Cars.com found that more than a third of Americans are telecommuting as commuting habits have changed over the pandemic, placing more dependence on personal vehicles. The firm found that 66 percent of workers are saving valuable time on their trips to work, with buses, subways and train platforms remaining mostly empty as more Americans are working from home, according to a press release.
Cars.com found that 43 percent of Americans don’t trust other passengers to follow wellness and safety rules, and 57 percent at least moderately trust other riders.
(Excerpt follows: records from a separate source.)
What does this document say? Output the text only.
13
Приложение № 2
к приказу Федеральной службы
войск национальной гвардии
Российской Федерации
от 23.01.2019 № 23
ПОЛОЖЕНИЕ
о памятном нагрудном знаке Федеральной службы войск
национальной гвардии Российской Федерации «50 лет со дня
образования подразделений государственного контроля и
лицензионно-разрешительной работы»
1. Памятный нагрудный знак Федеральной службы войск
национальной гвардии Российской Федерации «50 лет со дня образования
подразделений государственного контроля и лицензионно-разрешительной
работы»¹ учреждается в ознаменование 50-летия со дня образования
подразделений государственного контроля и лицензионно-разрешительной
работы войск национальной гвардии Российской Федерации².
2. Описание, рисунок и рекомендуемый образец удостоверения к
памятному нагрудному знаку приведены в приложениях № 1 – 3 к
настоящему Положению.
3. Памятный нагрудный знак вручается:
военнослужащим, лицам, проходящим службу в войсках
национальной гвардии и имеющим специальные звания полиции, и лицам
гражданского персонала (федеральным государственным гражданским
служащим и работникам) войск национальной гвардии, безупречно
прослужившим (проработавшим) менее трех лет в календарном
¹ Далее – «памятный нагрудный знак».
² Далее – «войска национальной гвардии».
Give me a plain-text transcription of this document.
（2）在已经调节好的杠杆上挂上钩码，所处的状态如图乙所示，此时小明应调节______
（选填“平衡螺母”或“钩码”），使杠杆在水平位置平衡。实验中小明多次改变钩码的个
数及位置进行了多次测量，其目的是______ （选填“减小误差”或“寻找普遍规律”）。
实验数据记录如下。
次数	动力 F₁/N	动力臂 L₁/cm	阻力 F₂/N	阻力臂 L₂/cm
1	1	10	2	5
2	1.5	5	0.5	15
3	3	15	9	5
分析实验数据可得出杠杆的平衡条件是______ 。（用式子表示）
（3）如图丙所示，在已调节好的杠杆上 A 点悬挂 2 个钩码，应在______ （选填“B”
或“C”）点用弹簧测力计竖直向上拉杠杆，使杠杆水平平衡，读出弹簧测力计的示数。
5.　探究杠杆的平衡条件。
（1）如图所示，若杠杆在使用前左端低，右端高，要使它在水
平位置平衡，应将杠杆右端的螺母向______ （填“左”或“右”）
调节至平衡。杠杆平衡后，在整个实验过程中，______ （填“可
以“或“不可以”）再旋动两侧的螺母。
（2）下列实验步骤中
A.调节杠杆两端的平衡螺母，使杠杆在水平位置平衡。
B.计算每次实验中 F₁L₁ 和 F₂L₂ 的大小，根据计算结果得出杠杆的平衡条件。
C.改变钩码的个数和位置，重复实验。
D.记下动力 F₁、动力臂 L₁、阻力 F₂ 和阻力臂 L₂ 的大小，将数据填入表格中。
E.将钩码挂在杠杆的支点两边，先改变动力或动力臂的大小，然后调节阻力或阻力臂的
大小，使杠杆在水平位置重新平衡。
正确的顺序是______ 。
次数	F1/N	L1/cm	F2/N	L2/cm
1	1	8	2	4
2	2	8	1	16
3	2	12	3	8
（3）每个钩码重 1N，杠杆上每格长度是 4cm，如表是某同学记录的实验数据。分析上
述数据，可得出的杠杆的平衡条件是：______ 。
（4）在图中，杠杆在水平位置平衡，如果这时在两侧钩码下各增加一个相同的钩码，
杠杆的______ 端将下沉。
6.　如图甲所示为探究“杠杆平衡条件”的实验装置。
Sixty-five percent of bus passengers have stopped taking trips or are taking trips less often, while 60 percent of commuter rail or subway passengers have stopped riding or are riding less often.
Approximately half – or 49 percent – of Americans believe it will be at least three months before public transit goes back to pre-pandemic levels. A further 7 percent indicate they will never go back to their pre-pandemic public transportation levels. Also, 21 percent of Americans have bought a car in the last six months, with 57 percent indicating it was because of COVID-19.
Additionally, 66 percent of Americans are saving at least a half-hour daily on their commutes.
"Workers are saving up to an hour or more a day by not commuting, and finding significant value in this newfound gift of time. And when they do finally return to the office, it won't be via mass transit,” Cars.com Assistant Managing Editor Matt Schmitz said in the press release. “Personal vehicles will dominate the work commute as distrust in public transport and ridesharing continues."
In the used car market, Carvana reported a blockbuster Q2, with $1.12 billion in revenues and almost 56,000 units sold. And at Vroom, shares increased by two times from a $22 opening price for the initial public offering (IPO) in June, displaying a strong investor appetite for digital car sales.